Bermudas? Jamaica? Ou, então, as ilhas inglesas da Mancha, Jersey ou Guernsey? Absolutamente não. Mais perto e mais cómodo: basta chegar a Amesterdão.”

A Holanda, o país frequentemente mais duro do que a Alemanha em predicar austeridade e disciplina de orçamento e censurar o laxismo dos países mediterrânicos, é o maior paraíso fiscal do mundo.
Desde o primeiro de Janeiro do corrente ano, assumiu a Presidência de turno da União Europeia.

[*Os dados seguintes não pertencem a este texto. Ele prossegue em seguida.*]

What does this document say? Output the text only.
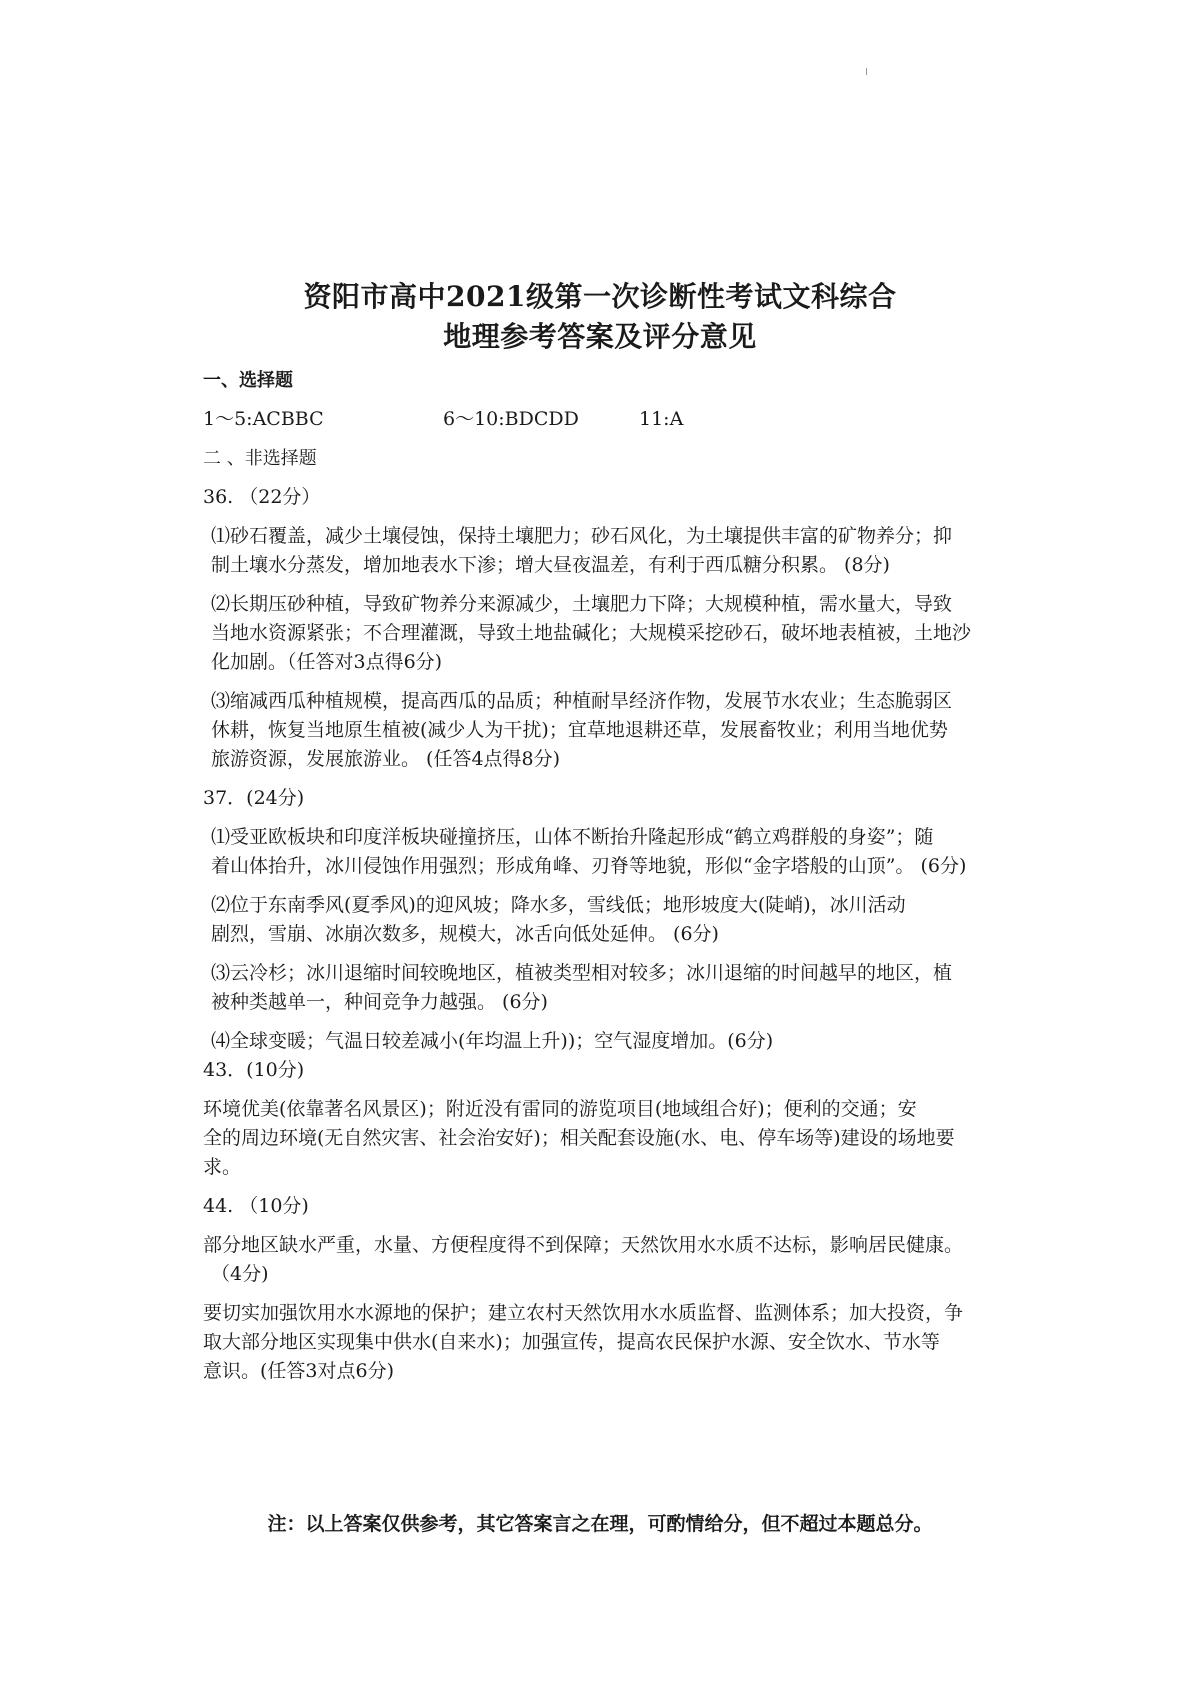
资阳市高中2021级第一次诊断性考试文科综合
地理参考答案及评分意见
一、选择题
1～5:ACBBC	6～10:BDCDD	11:A
二 、非选择题
36. （22分）
⑴砂石覆盖，减少土壤侵蚀，保持土壤肥力；砂石风化，为土壤提供丰富的矿物养分；抑
制土壤水分蒸发，增加地表水下渗；增大昼夜温差，有利于西瓜糖分积累。 (8分)
⑵长期压砂种植，导致矿物养分来源减少，土壤肥力下降；大规模种植，需水量大，导致
当地水资源紧张；不合理灌溉，导致土地盐碱化；大规模采挖砂石，破坏地表植被，土地沙
化加剧。（任答对3点得6分)
⑶缩减西瓜种植规模，提高西瓜的品质；种植耐旱经济作物，发展节水农业；生态脆弱区
休耕，恢复当地原生植被(减少人为干扰)；宜草地退耕还草，发展畜牧业；利用当地优势
旅游资源，发展旅游业。 (任答4点得8分)
37．(24分)
⑴受亚欧板块和印度洋板块碰撞挤压，山体不断抬升隆起形成“鹤立鸡群般的身姿”；随
着山体抬升，冰川侵蚀作用强烈；形成角峰、刃脊等地貌，形似“金字塔般的山顶”。 (6分)
⑵位于东南季风(夏季风)的迎风坡；降水多，雪线低；地形坡度大(陡峭)，冰川活动
剧烈，雪崩、冰崩次数多，规模大，冰舌向低处延伸。 (6分)
⑶云冷杉；冰川退缩时间较晚地区，植被类型相对较多；冰川退缩的时间越早的地区，植
被种类越单一，种间竞争力越强。 (6分)
⑷全球变暖；气温日较差减小(年均温上升))；空气湿度增加。(6分)
43．(10分)
环境优美(依靠著名风景区)；附近没有雷同的游览项目(地域组合好)；便利的交通；安
全的周边环境(无自然灾害、社会治安好)；相关配套设施(水、电、停车场等)建设的场地要
求。
44. （10分)
部分地区缺水严重，水量、方便程度得不到保障；天然饮用水水质不达标，影响居民健康。
（4分)
要切实加强饮用水水源地的保护；建立农村天然饮用水水质监督、监测体系；加大投资，争
取大部分地区实现集中供水(自来水)；加强宣传，提高农民保护水源、安全饮水、节水等
意识。(任答3对点6分)
注：以上答案仅供参考，其它答案言之在理，可酌情给分，但不超过本题总分。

As palavras do seu Governo têm, por este motivo, um peso ainda maior.
Todavia, a próxima vez que o seu ministro das Finanças, Jeroen Dijsselbloem, como sempre faz, repreende Tsipras e o governo grego, porque hesitam a reformar o próprio sistema fiscal, alguém deveria recordar-lhe que a companhia mineraria canadiana, Gold Eldorado, não paga impostos na Grécia, graças á cobertura fiscal holandesa.
Ou então, quando de Haia vinham acusações aos bancos cipriotas por reciclagem de fundos russos, alguém deveria fazer-lhes notar que, nesse mesmo período, na Ucrânia, gabinetes de trabalho holandeses tinham, na Embaixada nacional, seminários apropriados sobre a arte de escapar aos impostos, refugiando-se na Holanda.”

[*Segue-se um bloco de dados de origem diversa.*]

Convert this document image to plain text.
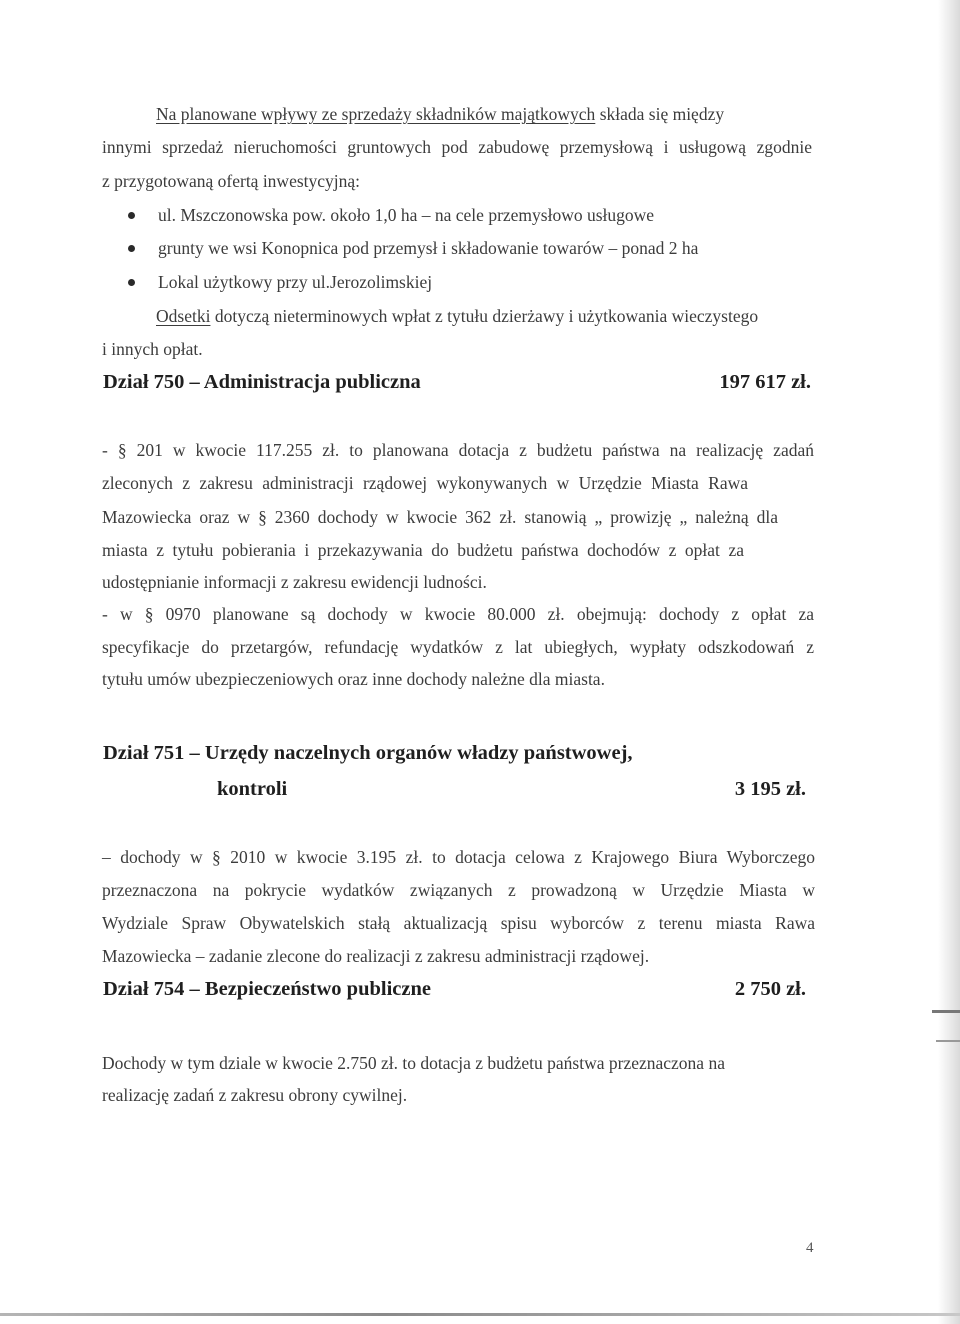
Na planowane wpływy ze sprzedaży składników majątkowych składa się między
innymi sprzedaż nieruchomości gruntowych pod zabudowę przemysłową i usługową zgodnie
z przygotowaną ofertą inwestycyjną:
ul. Mszczonowska pow. około 1,0 ha – na cele przemysłowo usługowe
grunty we wsi Konopnica pod przemysł i składowanie towarów – ponad 2 ha
Lokal użytkowy przy ul.Jerozolimskiej
Odsetki dotyczą nieterminowych wpłat z tytułu dzierżawy i użytkowania wieczystego
i innych opłat.
Dział 750 – Administracja publiczna	197 617 zł.
- § 201 w kwocie 117.255 zł. to planowana dotacja z budżetu państwa na realizację zadań
zleconych z zakresu administracji rządowej wykonywanych w Urzędzie Miasta Rawa
Mazowiecka oraz w § 2360 dochody w kwocie 362 zł. stanowią „ prowizję „ należną dla
miasta z tytułu pobierania i przekazywania do budżetu państwa dochodów z opłat za
udostępnianie informacji z zakresu ewidencji ludności.
- w § 0970 planowane są dochody w kwocie 80.000 zł. obejmują: dochody z opłat za
specyfikacje do przetargów, refundację wydatków z lat ubiegłych, wypłaty odszkodowań z
tytułu umów ubezpieczeniowych oraz inne dochody należne dla miasta.
Dział 751 – Urzędy naczelnych organów władzy państwowej,
kontroli	3 195 zł.
– dochody w § 2010 w kwocie 3.195 zł. to dotacja celowa z Krajowego Biura Wyborczego
przeznaczona na pokrycie wydatków związanych z prowadzoną w Urzędzie Miasta w
Wydziale Spraw Obywatelskich stałą aktualizacją spisu wyborców z terenu miasta Rawa
Mazowiecka – zadanie zlecone do realizacji z zakresu administracji rządowej.
Dział 754 – Bezpieczeństwo publiczne	2 750 zł.
Dochody w tym dziale w kwocie 2.750 zł. to dotacja z budżetu państwa przeznaczona na
realizację zadań z zakresu obrony cywilnej.
4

“Aliás, a questão, em linhas gerais, é já nota. A Comissão Europeia acaba de definir ilegais os descontos fiscais que o governo de Haia concedeu a Starbucks. O próprio Parlamento holandês pediu ao governo para empenhar-se, a fim de evitar que o país seja definido um paraíso fiscal. Porém, as dimensões do fenómeno são irrefreáveis. Fazem empalidecer, não somente o Luxemburgo de Juncker, mas também Bermudas e Jersey, os paraísos fiscais por definição.”

“As cifras são agora narradas pelo economista holandês, David Hollanders, no site socialeurope.eu.
Em Amesterdão, como exemplo, os Rolling Stones e os U2 têm “escritórios”, mas, exactamente como eles, cerca de 12 mil sociedades têm caixa postal por um contravalor de 4 mil milhões de euros. Nenhum outro país no mundo tem um valor societário assim tão alto, referido a puros e simples endereços postais. De resto, entre aquelas 12 mil, há o Gotha das finanças globais: oitenta das maiores empresas mundiais e quase metade das 500 companhias da classificação Fortune.”

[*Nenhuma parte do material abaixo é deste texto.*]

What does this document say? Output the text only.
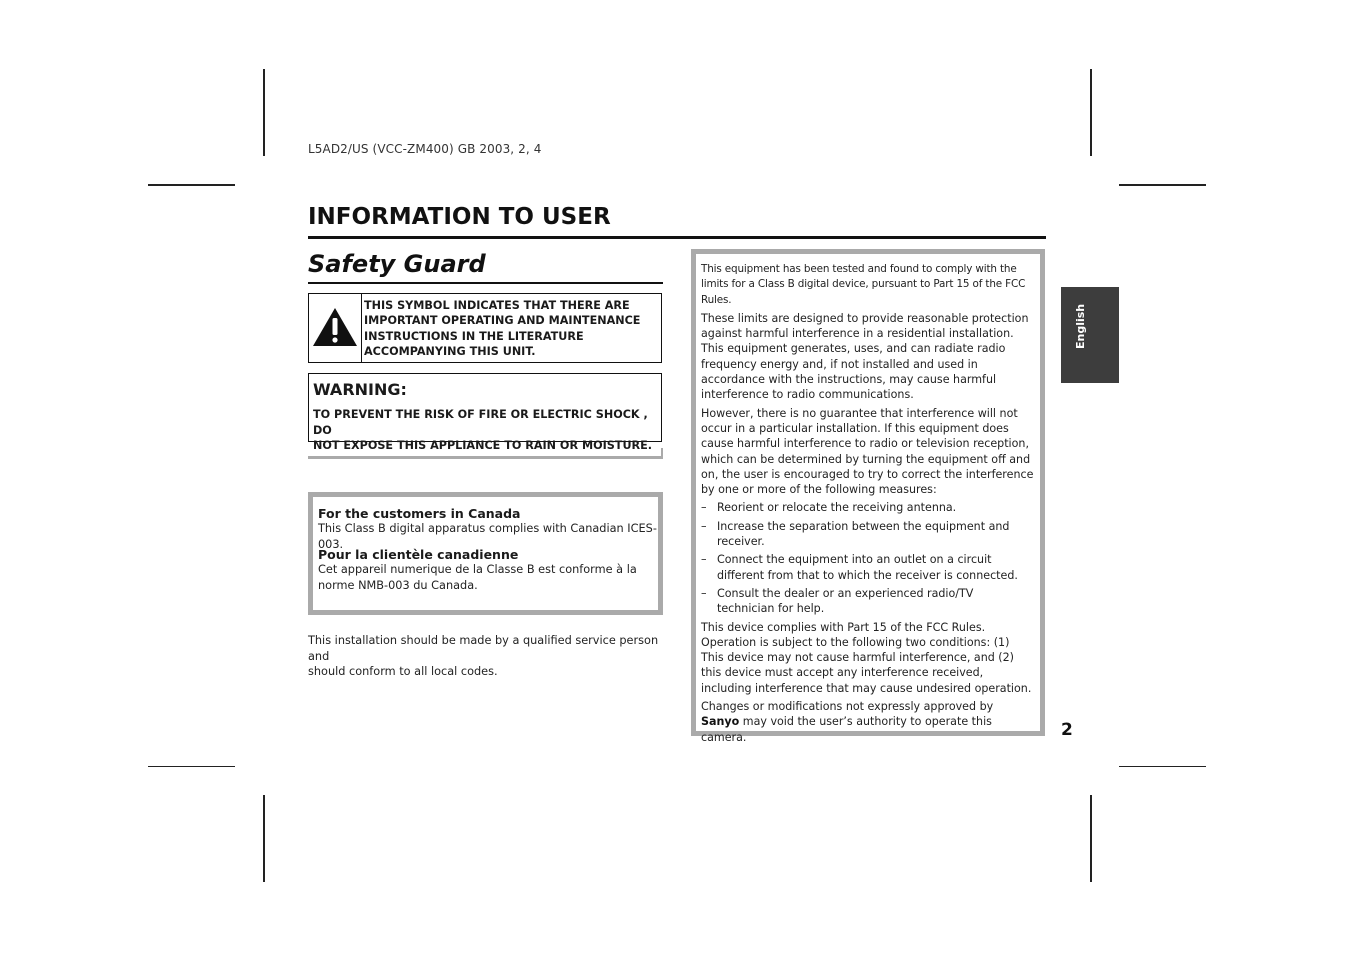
L5AD2/US (VCC-ZM400) GB 2003, 2, 4
INFORMATION TO USER
Safety Guard
THIS SYMBOL INDICATES THAT THERE ARE
IMPORTANT OPERATING AND MAINTENANCE
INSTRUCTIONS IN THE LITERATURE
ACCOMPANYING THIS UNIT.
WARNING:
TO PREVENT THE RISK OF FIRE OR ELECTRIC SHOCK , DO
NOT EXPOSE THIS APPLIANCE TO RAIN OR MOISTURE.
For the customers in Canada
This Class B digital apparatus complies with Canadian ICES-003.
Pour la clientèle canadienne
Cet appareil numerique de la Classe B est conforme à la
norme NMB-003 du Canada.
This installation should be made by a qualified service person and
should conform to all local codes.

This equipment has been tested and found to comply with the limits for a Class B digital device, pursuant to Part 15 of the FCC Rules.

These limits are designed to provide reasonable protection against harmful interference in a residential installation. This equipment generates, uses, and can radiate radio frequency energy and, if not installed and used in accordance with the instructions, may cause harmful interference to radio communications.

However, there is no guarantee that interference will not occur in a particular installation. If this equipment does cause harmful interference to radio or television reception, which can be determined by turning the equipment off and on, the user is encouraged to try to correct the interference by one or more of the following measures:

– Reorient or relocate the receiving antenna.
– Increase the separation between the equipment and receiver.
– Connect the equipment into an outlet on a circuit different from that to which the receiver is connected.
– Consult the dealer or an experienced radio/TV technician for help.

This device complies with Part 15 of the FCC Rules. Operation is subject to the following two conditions: (1) This device may not cause harmful interference, and (2) this device must accept any interference received, including interference that may cause undesired operation.

Changes or modifications not expressly approved by Sanyo may void the user’s authority to operate this camera.

English
2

“Quem se admirou por que razão a Fiat, na sua nova encarnação FCA, pôs o quartel geral em Londres, mas a sede social em Amesterdão, agora fica a saber o porquê.”

“A ideia genial, todavia, diz respeito aos royalties, o mecanismo que cria riqueza, especialmente para os gigantes de Big Tech, os quais encaixam, por este modo, sobre a utilização dos seus software e das suas plataformas.
Mas os royalties, em geral, concernem o pagamento de todos os direitos pela exploração de uma marca ou de um format produtivo ou comercial (os cafés Starbucks, por exemplo).
O ponto-chave é que, na Holanda, os royalties não são tributados. Portanto, as sociedades como Google, na Itália ou na Alemanha, pagam royalties propositadamente exagerados à própria “controladora” holandesa, obtendo, assim, o resultado para baixar os lucros orçamentais e os relativos impostos sobre a facturação realizada na Itália e na Alemanha.”

“Os royalties, depois, quando tornam às caixas da sociedade-madre (citemos a Google na Califórnia), não podem ser colectadas, porque já pagaram, formalmente, os impostos na Holanda, mesmo que a alíquota tenha sido zero.
Cresce a vontade de perguntarmo-nos o que diria Jeroen Dijsselbloem se Tsipras sugerisse de aplicar o mesmo esquema, na reforma fiscal grega.
De Maurizio Ricci; La Repubblica - 09 / 01 / 2016
(Os sublinhados são meus)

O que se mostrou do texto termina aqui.